0

I was coding a little PHP script that find how much two strings are similar, in percent.

I have this code. If you try to invert the position of the two variable, as seen in figure, the result is different.

<?php 
$var_1 = 'PHP IS GREAT'; 
$var_2 = 'WITH MYSQL'; 

$var_1 = trim(strtolower ( $var_1 ));
$var_2 = trim(strtolower ( $var_2 ));

similar_text($var_1, $var_2, $percent); 

echo $percent; 
// 27.272727272727 

similar_text($var_2, $var_1, $percent); 

echo $percent; 
// 18.181818181818 
?>

Can someone tips me a better PHP function or explain why the two results are different?

Jonathan Besomi
  • 322
  • 2
  • 8

3 Answers3

1

Use levenshtein():

$var_1 = 'PHP IS GREAT';
$var_2 = 'WITH MYSQL';
var_dump(levenshtein($var_1, $var_2));
var_dump(levenshtein($var_2, $var_1));

Output:

int(11)
int(11)
hek2mgl
  • 152,036
  • 28
  • 249
  • 266
0

It would indeed seem the function uses different logic depending of the parameter order. I think there are two things at play.

First, see this example:

echo similar_text('test','wert'); // 1
echo similar_text('wert','test'); // 2

It seems to be that it is testing "how many times any distinct char on param1 is found in param2", and thus result would be different if you swap the params around. It has been reported as a bug, which hasn't been confirmed by anyone.

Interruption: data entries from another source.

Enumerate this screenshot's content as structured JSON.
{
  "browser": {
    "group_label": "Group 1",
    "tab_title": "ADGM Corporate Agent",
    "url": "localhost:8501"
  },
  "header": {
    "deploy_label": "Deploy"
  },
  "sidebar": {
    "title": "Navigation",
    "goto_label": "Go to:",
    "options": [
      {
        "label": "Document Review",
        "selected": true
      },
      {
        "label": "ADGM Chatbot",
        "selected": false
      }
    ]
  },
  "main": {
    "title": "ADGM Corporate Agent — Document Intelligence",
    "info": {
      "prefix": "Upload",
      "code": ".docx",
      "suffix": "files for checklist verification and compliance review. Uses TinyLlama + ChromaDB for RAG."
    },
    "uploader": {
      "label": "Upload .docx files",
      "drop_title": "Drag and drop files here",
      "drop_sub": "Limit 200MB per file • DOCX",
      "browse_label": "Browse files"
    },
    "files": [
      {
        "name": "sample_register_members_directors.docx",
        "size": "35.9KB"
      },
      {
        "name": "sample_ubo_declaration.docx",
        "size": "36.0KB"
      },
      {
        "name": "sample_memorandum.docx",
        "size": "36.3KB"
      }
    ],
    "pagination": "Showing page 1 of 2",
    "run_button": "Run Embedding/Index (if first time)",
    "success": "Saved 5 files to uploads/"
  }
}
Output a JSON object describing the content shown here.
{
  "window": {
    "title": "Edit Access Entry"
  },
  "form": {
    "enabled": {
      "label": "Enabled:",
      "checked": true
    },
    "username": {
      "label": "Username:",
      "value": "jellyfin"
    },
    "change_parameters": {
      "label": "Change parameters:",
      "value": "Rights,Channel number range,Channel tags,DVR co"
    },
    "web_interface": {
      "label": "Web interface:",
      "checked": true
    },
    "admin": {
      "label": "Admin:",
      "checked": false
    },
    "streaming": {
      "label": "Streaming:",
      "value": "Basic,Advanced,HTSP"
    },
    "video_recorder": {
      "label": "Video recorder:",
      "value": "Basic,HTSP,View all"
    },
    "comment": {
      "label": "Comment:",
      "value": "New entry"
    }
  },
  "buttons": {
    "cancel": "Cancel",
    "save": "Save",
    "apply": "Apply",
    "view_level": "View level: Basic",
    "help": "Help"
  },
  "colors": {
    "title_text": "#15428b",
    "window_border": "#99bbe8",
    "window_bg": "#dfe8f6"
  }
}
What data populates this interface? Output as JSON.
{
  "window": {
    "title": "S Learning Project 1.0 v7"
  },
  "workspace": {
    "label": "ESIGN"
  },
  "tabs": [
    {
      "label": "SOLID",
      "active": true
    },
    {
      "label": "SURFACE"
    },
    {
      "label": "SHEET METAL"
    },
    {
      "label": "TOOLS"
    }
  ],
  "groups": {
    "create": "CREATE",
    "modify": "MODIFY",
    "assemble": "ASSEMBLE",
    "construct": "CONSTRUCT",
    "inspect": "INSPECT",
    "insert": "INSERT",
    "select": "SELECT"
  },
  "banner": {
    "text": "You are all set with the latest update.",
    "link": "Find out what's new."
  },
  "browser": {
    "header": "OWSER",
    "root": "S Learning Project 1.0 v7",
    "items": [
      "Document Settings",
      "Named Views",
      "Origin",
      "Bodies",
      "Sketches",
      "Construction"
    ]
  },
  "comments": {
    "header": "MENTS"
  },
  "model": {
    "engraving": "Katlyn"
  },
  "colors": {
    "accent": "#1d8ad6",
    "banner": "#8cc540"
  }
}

Now, the above is the same for both PHP and javascript implementations - paremeter order has an impact, so saying that JS code wouldn't do this is wrong. I think it is possible to argue that as intended behaviour. Not sure if it is.

Second - what doesn't seem correct is the MYSQL/PHP word example. With that, javascript version gives 3 irrelevant of the order of params, whereas PHP gives 2 and 3 (and due to that, percentage is equally different). Now, the phrases "PHP IS GREAT" and "WITH MYSQL" should have 5 characters in common, irrelevant of which way you compare: H, I, S and T, one each, plus one for empty space. In order they have 3 characters, 'H', ' ' and 'S', so if you look at the ordering, correct answer should be 3 both ways.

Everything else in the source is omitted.